Mariano Nhongo, the leader of Mozambique’s main opposition party has been killed by the army, AllAfrica reports on Monday.
Mozambique’s Defence and Security Forces (FDS) have confirmed that Mariano Nhongo, the head of a rebel hardline faction of the National Resistance (RENAMO), was killed in combat.
Security officials said Nhongo was killed in Sofala province at about 7am on Oct 11 after intense fighting in the forests where he was hiding.
Nhongo was known for his resisted laying down arms despite local and international efforts to demilitarise the African country. Just last week, President Filipe Nyusi said that FDS had reached out to RENAMO to see Nhongo’s surrender.

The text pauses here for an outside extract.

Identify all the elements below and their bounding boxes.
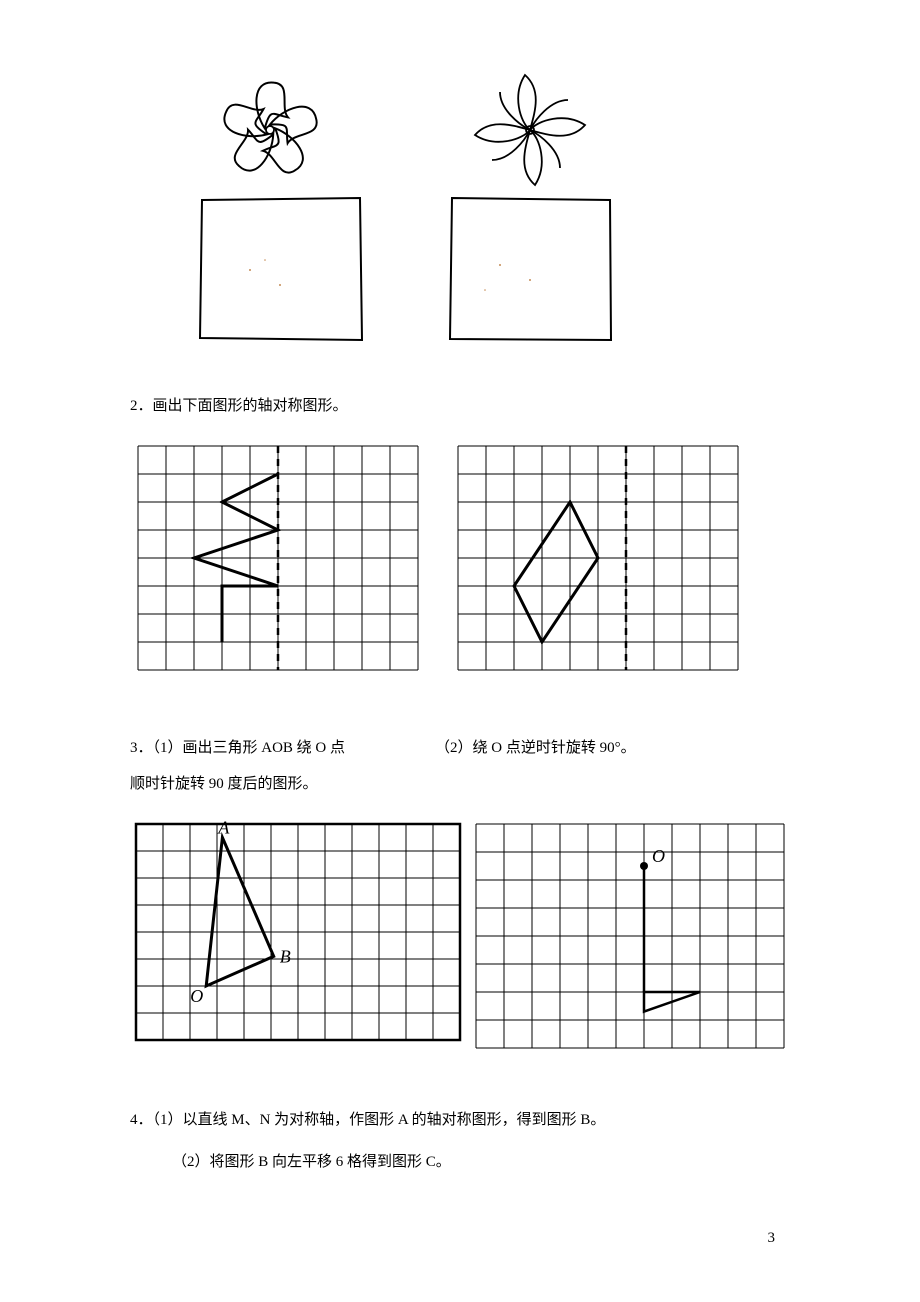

In fact, the National Resistance had fought a 16-year war against the ruling Front for the Liberation of Mozambique (FRELIMO) party until 1992, then became the country’s main opposition party. Over three decades, there have been three peace accords between Frelimo and Renamo but all of them failed to be fully implemented.
Nhongo and his men opted out of RENAMO after Ossufo Momade was elected its president. Before his death, he declined to meet with Renamo’s leadership for talks.
He also repeatedly asked Mozambique’s President Nyusi to sign a new peace agreement, terming the one inked with Momade in August 2019 as ineffective.